My utopian vision for optimal mental health in the Black community would be the implementation of free, non-profit, mental health clinics in urban and underfunded communities. As a product of Gary, Indiana, I am no stranger to the conditions of poverty, and how deeply those in my community struggle to gain the resources necessary for the betterment of their mental health. Fortunately, self-care and mental health has become more of an accepted topic in the Black community, which makes the utopian vision seem possible. A part of this vision would be mental health centers with a plethora of services such as therapy sessions, group sessions, self-care classes, and other means of therapeutic relaxation. It is also desired that these community centers would be run by black therapists and social workers because it is equally as important to see someone who looks like us to care for our mental health just as much as we do. A community of Black mental health professionals will promote acceptance and inspire adolescents in the community.

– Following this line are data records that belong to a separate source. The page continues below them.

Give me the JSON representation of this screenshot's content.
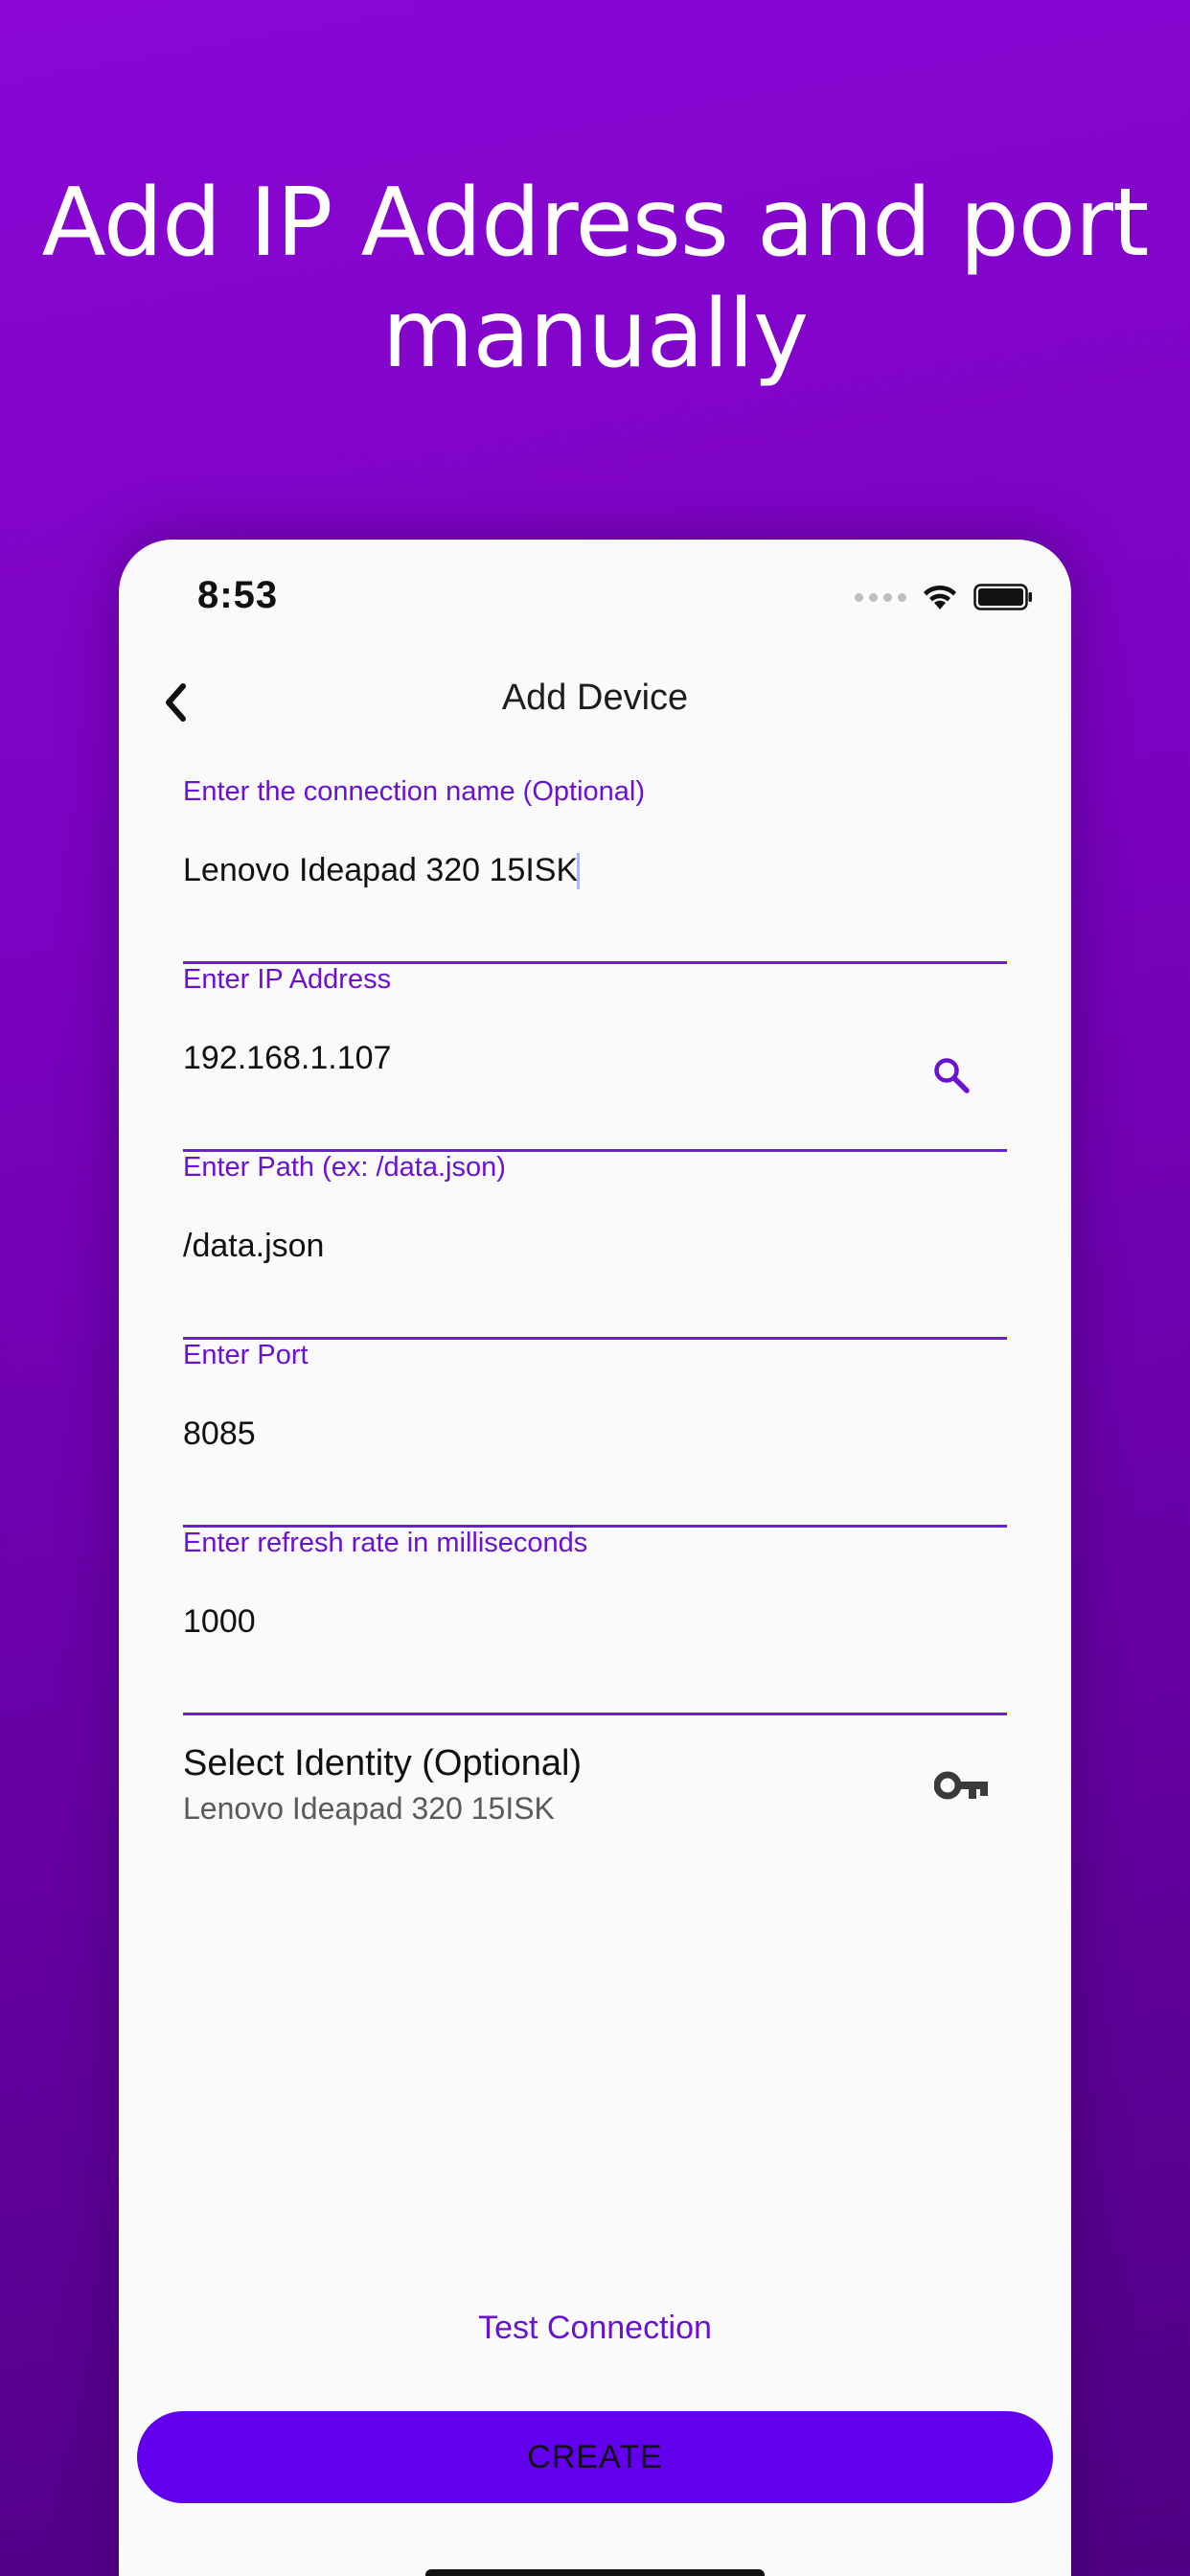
{
  "headline": "Add IP Address and port manually",
  "status_bar": {
    "time": "8:53"
  },
  "nav": {
    "title": "Add Device"
  },
  "fields": [
    {
      "label": "Enter the connection name (Optional)",
      "value": "Lenovo Ideapad 320 15ISK"
    },
    {
      "label": "Enter IP Address",
      "value": "192.168.1.107"
    },
    {
      "label": "Enter Path (ex: /data.json)",
      "value": "/data.json"
    },
    {
      "label": "Enter Port",
      "value": "8085"
    },
    {
      "label": "Enter refresh rate in milliseconds",
      "value": "1000"
    }
  ],
  "identity": {
    "title": "Select Identity (Optional)",
    "subtitle": "Lenovo Ideapad 320 15ISK"
  },
  "actions": {
    "test_label": "Test Connection",
    "create_label": "CREATE"
  },
  "icons": {
    "back": "chevron-left-icon",
    "search": "search-icon",
    "key": "key-icon",
    "wifi": "wifi-icon",
    "battery": "battery-icon"
  },
  "colors": {
    "accent": "#6200ee",
    "label": "#6a12d4",
    "background_top": "#8a07d6",
    "background_bottom": "#4f0084"
  }
}
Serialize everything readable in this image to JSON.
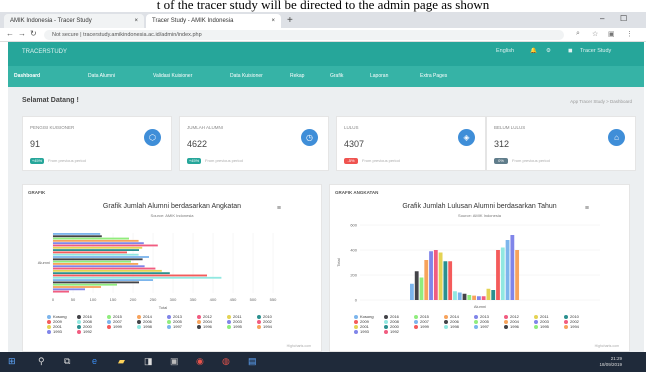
{
  "caption": "t of the tracer study will be directed to the admin page as shown",
  "browser": {
    "tabs": [
      {
        "label": "AMIK Indonesia - Tracer Study"
      },
      {
        "label": "Tracer Study - AMIK Indonesia"
      }
    ],
    "new_tab": "+",
    "url": "tracerstudy.amikindonesia.ac.id/admin/index.php",
    "security": "Not secure"
  },
  "app": {
    "brand": "TRACERSTUDY",
    "language": "English",
    "user": "Tracer Study",
    "menu": [
      {
        "label": "Dashboard",
        "active": true
      },
      {
        "label": "Data Alumni"
      },
      {
        "label": "Validasi Kuisioner"
      },
      {
        "label": "Data Kuisioner"
      },
      {
        "label": "Rekap"
      },
      {
        "label": "Grafik"
      },
      {
        "label": "Laporan"
      },
      {
        "label": "Extra Pages"
      }
    ],
    "page_title": "Selamat Datang !",
    "breadcrumb": "App Tracer Study > Dashboard"
  },
  "cards": [
    {
      "label": "PENGISI KUISIONER",
      "value": "91",
      "badge": "+45%",
      "from": "From previous period",
      "color": "#26a69a"
    },
    {
      "label": "JUMLAH ALUMNI",
      "value": "4622",
      "badge": "+45%",
      "from": "From previous period",
      "color": "#26a69a"
    },
    {
      "label": "LULUS",
      "value": "4307",
      "badge": "-5%",
      "from": "From previous period",
      "color": "#ef5350"
    },
    {
      "label": "BELUM LULUS",
      "value": "312",
      "badge": "0%",
      "from": "From previous period",
      "color": "#607d8b"
    }
  ],
  "chart_data": [
    {
      "type": "bar",
      "panel_title": "GRAFIK",
      "title": "Grafik Jumlah Alumni berdasarkan Angkatan",
      "subtitle": "Source: AMIK Indonesia",
      "xlabel": "Total",
      "categories": [
        "Alumni"
      ],
      "xlim": [
        0,
        550
      ],
      "ticks": [
        "0",
        "50",
        "100",
        "150",
        "200",
        "250",
        "300",
        "350",
        "400",
        "450",
        "500",
        "550"
      ],
      "series": [
        {
          "name": "Kosong",
          "value": 118,
          "color": "#7cb5ec"
        },
        {
          "name": "2016",
          "value": 122,
          "color": "#434348"
        },
        {
          "name": "2015",
          "value": 190,
          "color": "#90ed7d"
        },
        {
          "name": "2014",
          "value": 214,
          "color": "#f7a35c"
        },
        {
          "name": "2013",
          "value": 227,
          "color": "#8085e9"
        },
        {
          "name": "2012",
          "value": 262,
          "color": "#f15c80"
        },
        {
          "name": "2011",
          "value": 223,
          "color": "#e4d354"
        },
        {
          "name": "2010",
          "value": 215,
          "color": "#2b908f"
        },
        {
          "name": "2009",
          "value": 185,
          "color": "#f45b5b"
        },
        {
          "name": "2008",
          "value": 214,
          "color": "#91e8e1"
        },
        {
          "name": "2007",
          "value": 240,
          "color": "#7cb5ec"
        },
        {
          "name": "2006",
          "value": 224,
          "color": "#434348"
        },
        {
          "name": "2005",
          "value": 195,
          "color": "#90ed7d"
        },
        {
          "name": "2004",
          "value": 213,
          "color": "#f7a35c"
        },
        {
          "name": "2003",
          "value": 229,
          "color": "#8085e9"
        },
        {
          "name": "2002",
          "value": 256,
          "color": "#f15c80"
        },
        {
          "name": "2001",
          "value": 272,
          "color": "#e4d354"
        },
        {
          "name": "2000",
          "value": 292,
          "color": "#2b908f"
        },
        {
          "name": "1999",
          "value": 385,
          "color": "#f45b5b"
        },
        {
          "name": "1998",
          "value": 421,
          "color": "#91e8e1"
        },
        {
          "name": "1997",
          "value": 250,
          "color": "#7cb5ec"
        },
        {
          "name": "1996",
          "value": 215,
          "color": "#434348"
        },
        {
          "name": "1995",
          "value": 160,
          "color": "#90ed7d"
        },
        {
          "name": "1994",
          "value": 120,
          "color": "#f7a35c"
        },
        {
          "name": "1993",
          "value": 80,
          "color": "#8085e9"
        },
        {
          "name": "1992",
          "value": 40,
          "color": "#f15c80"
        }
      ]
    },
    {
      "type": "bar",
      "panel_title": "GRAFIK ANGKATAN",
      "title": "Grafik Jumlah Lulusan Alumni berdasarkan Tahun",
      "subtitle": "Source: AMIK Indonesia",
      "ylabel": "Total",
      "xlabel": "Alumni",
      "ylim": [
        0,
        600
      ],
      "ticks": [
        "0",
        "200",
        "400",
        "600"
      ],
      "series": [
        {
          "name": "Kosong",
          "value": 130,
          "color": "#7cb5ec"
        },
        {
          "name": "2016",
          "value": 230,
          "color": "#434348"
        },
        {
          "name": "2015",
          "value": 180,
          "color": "#90ed7d"
        },
        {
          "name": "2014",
          "value": 320,
          "color": "#f7a35c"
        },
        {
          "name": "2013",
          "value": 390,
          "color": "#8085e9"
        },
        {
          "name": "2012",
          "value": 400,
          "color": "#f15c80"
        },
        {
          "name": "2011",
          "value": 380,
          "color": "#e4d354"
        },
        {
          "name": "2010",
          "value": 310,
          "color": "#2b908f"
        },
        {
          "name": "2009",
          "value": 310,
          "color": "#f45b5b"
        },
        {
          "name": "2008",
          "value": 70,
          "color": "#91e8e1"
        },
        {
          "name": "2007",
          "value": 60,
          "color": "#7cb5ec"
        },
        {
          "name": "2006",
          "value": 50,
          "color": "#434348"
        },
        {
          "name": "2005",
          "value": 40,
          "color": "#90ed7d"
        },
        {
          "name": "2004",
          "value": 35,
          "color": "#f7a35c"
        },
        {
          "name": "2003",
          "value": 30,
          "color": "#8085e9"
        },
        {
          "name": "2002",
          "value": 30,
          "color": "#f15c80"
        },
        {
          "name": "2001",
          "value": 90,
          "color": "#e4d354"
        },
        {
          "name": "2000",
          "value": 80,
          "color": "#2b908f"
        },
        {
          "name": "1999",
          "value": 400,
          "color": "#f45b5b"
        },
        {
          "name": "1998",
          "value": 420,
          "color": "#91e8e1"
        },
        {
          "name": "1997",
          "value": 480,
          "color": "#7cb5ec"
        },
        {
          "name": "1996",
          "value": 520,
          "color": "#8085e9"
        },
        {
          "name": "1995",
          "value": 400,
          "color": "#f7a35c"
        }
      ]
    }
  ],
  "legend": [
    "Kosong",
    "2016",
    "2015",
    "2014",
    "2013",
    "2012",
    "2011",
    "2010",
    "2009",
    "2008",
    "2007",
    "2006",
    "2005",
    "2004",
    "2003",
    "2002",
    "2001",
    "2000",
    "1999",
    "1998",
    "1997",
    "1996",
    "1995",
    "1994",
    "1993",
    "1992"
  ],
  "credit": "Highcharts.com",
  "taskbar": {
    "time": "21:29",
    "date": "18/09/2019"
  }
}
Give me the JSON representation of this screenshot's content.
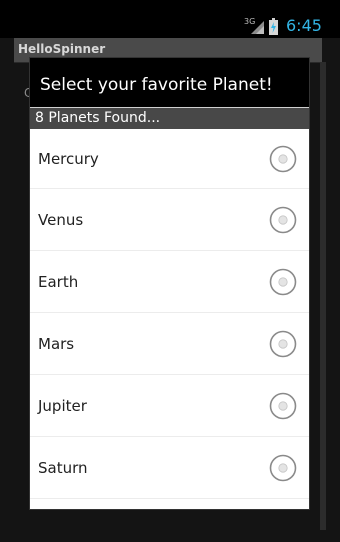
{
  "status_bar": {
    "network": "3G",
    "time": "6:45"
  },
  "app": {
    "title": "HelloSpinner",
    "spinner_glimpse": "C"
  },
  "dialog": {
    "title": "Select your favorite Planet!",
    "count_text": "8 Planets Found...",
    "items": [
      {
        "label": "Mercury",
        "selected": false
      },
      {
        "label": "Venus",
        "selected": false
      },
      {
        "label": "Earth",
        "selected": false
      },
      {
        "label": "Mars",
        "selected": false
      },
      {
        "label": "Jupiter",
        "selected": false
      },
      {
        "label": "Saturn",
        "selected": false
      },
      {
        "label": "",
        "selected": false
      }
    ]
  },
  "colors": {
    "time": "#33b5e5",
    "dialog_header": "#000000",
    "count_bar": "#484848"
  }
}
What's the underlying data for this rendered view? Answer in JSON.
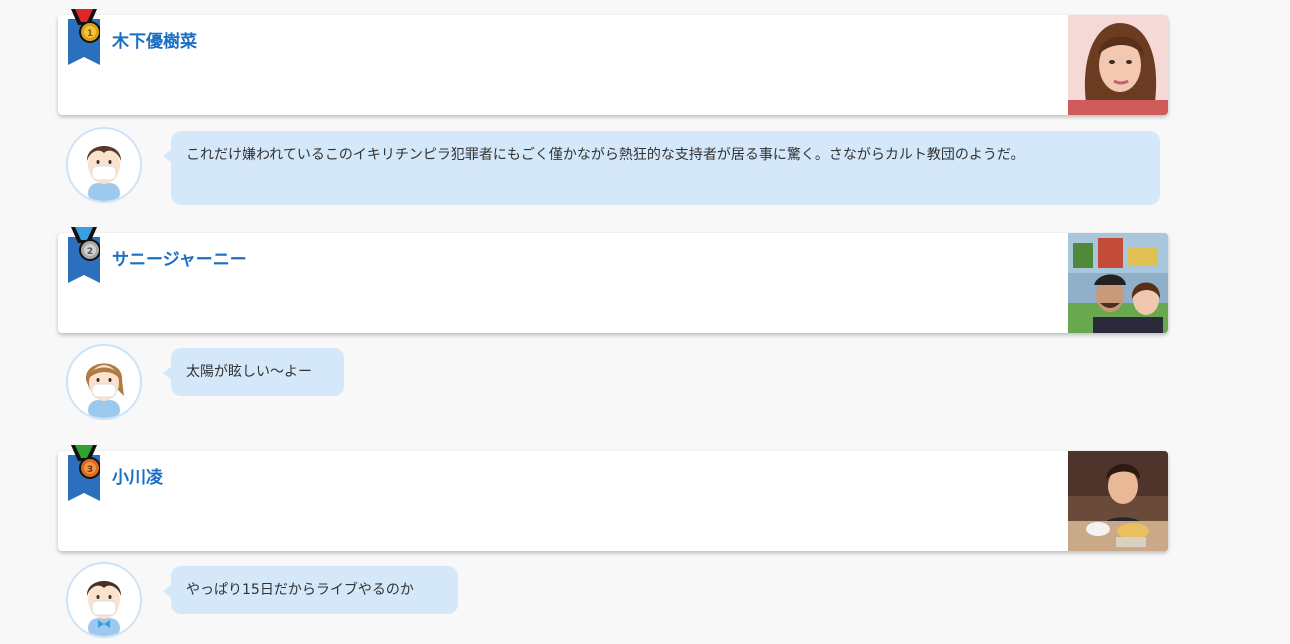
{
  "rankings": [
    {
      "rank": 1,
      "name": "木下優樹菜",
      "medal_color": "#d9a21b",
      "ribbon_stripe": "#e0262b",
      "comment": "これだけ嫌われているこのイキリチンピラ犯罪者にもごく僅かながら熱狂的な支持者が居る事に驚く。さながらカルト教団のようだ。",
      "avatar": "boy-mask-avatar"
    },
    {
      "rank": 2,
      "name": "サニージャーニー",
      "medal_color": "#a7a7a7",
      "ribbon_stripe": "#3a9fe0",
      "comment": "太陽が眩しい〜よー",
      "avatar": "girl-mask-avatar"
    },
    {
      "rank": 3,
      "name": "小川凌",
      "medal_color": "#d96a1f",
      "ribbon_stripe": "#2fa32f",
      "comment": "やっぱり15日だからライブやるのか",
      "avatar": "boy-bowtie-mask-avatar"
    }
  ],
  "colors": {
    "link": "#1a6fc4",
    "ribbon": "#2c6fbd",
    "bubble": "#d4e8fa",
    "background": "#f8f8f8"
  }
}
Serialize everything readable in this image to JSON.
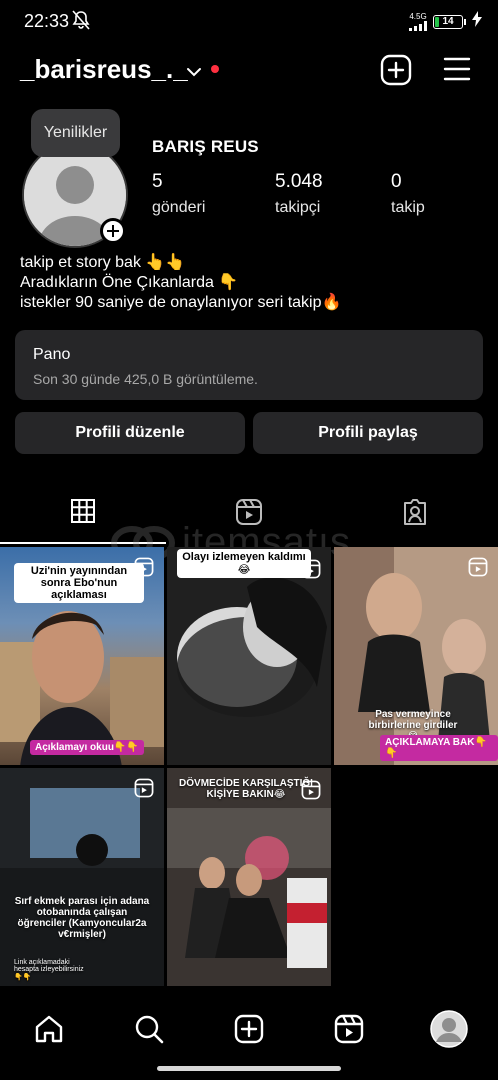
{
  "status": {
    "time": "22:33",
    "network": "4.5G",
    "battery": "14",
    "battery_level": 0.14
  },
  "header": {
    "username": "_barisreus_._",
    "icons": [
      "chevron-down-icon",
      "plus-square-icon",
      "menu-icon"
    ]
  },
  "profile": {
    "tooltip": "Yenilikler",
    "fullname": "BARIŞ REUS",
    "stats": [
      {
        "value": "5",
        "label": "gönderi"
      },
      {
        "value": "5.048",
        "label": "takipçi"
      },
      {
        "value": "0",
        "label": "takip"
      }
    ],
    "bio": [
      "takip et story bak 👆👆",
      "Aradıkların Öne Çıkanlarda 👇",
      "istekler 90 saniye de onaylanıyor seri takip🔥"
    ]
  },
  "dashboard": {
    "title": "Pano",
    "subtitle": "Son 30 günde 425,0 B görüntüleme."
  },
  "buttons": {
    "edit": "Profili düzenle",
    "share": "Profili paylaş"
  },
  "tabs": [
    "grid-icon",
    "reels-icon",
    "tagged-icon"
  ],
  "watermark": "itemsatış",
  "posts": [
    {
      "caption": "Uzi'nin yayınından sonra Ebo'nun açıklaması",
      "tag": "Açıklamayı okuu👇👇"
    },
    {
      "caption": "Olayı izlemeyen kaldımı😂"
    },
    {
      "caption": "Pas vermeyince birbirlerine girdiler😂",
      "tag": "AÇIKLAMAYA BAK👇👇"
    },
    {
      "caption": "Sırf ekmek parası için adana otobanında çalışan öğrenciler (Kamyoncular2a v€rmişler)",
      "tag": "Link açıklamadaki hesapta izleyebilirsiniz 👇👇"
    },
    {
      "caption": "DÖVMECİDE KARŞILAŞTIĞI KİŞİYE BAKIN😂"
    }
  ],
  "nav": [
    "home-icon",
    "search-icon",
    "create-icon",
    "reels-icon",
    "profile-avatar"
  ]
}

It is imperative to advocate for mental health regardless of race or color because mental illness is a condition that anyone can endure. I believe that it is important that mental health care as well as mental health awareness become a more common topic within the minority communities. Being open and honest about our internal struggles with someone--such as a therapist--will help release the stigma on mental health in the Black community and will allow room for healing as an entire race. The Black community has hundreds of years of generational trauma to overcome so that we might be able to level the playing field, and this healing process will begin when we, as a people, open up to the possibility of therapy, as well as other means of mental health care.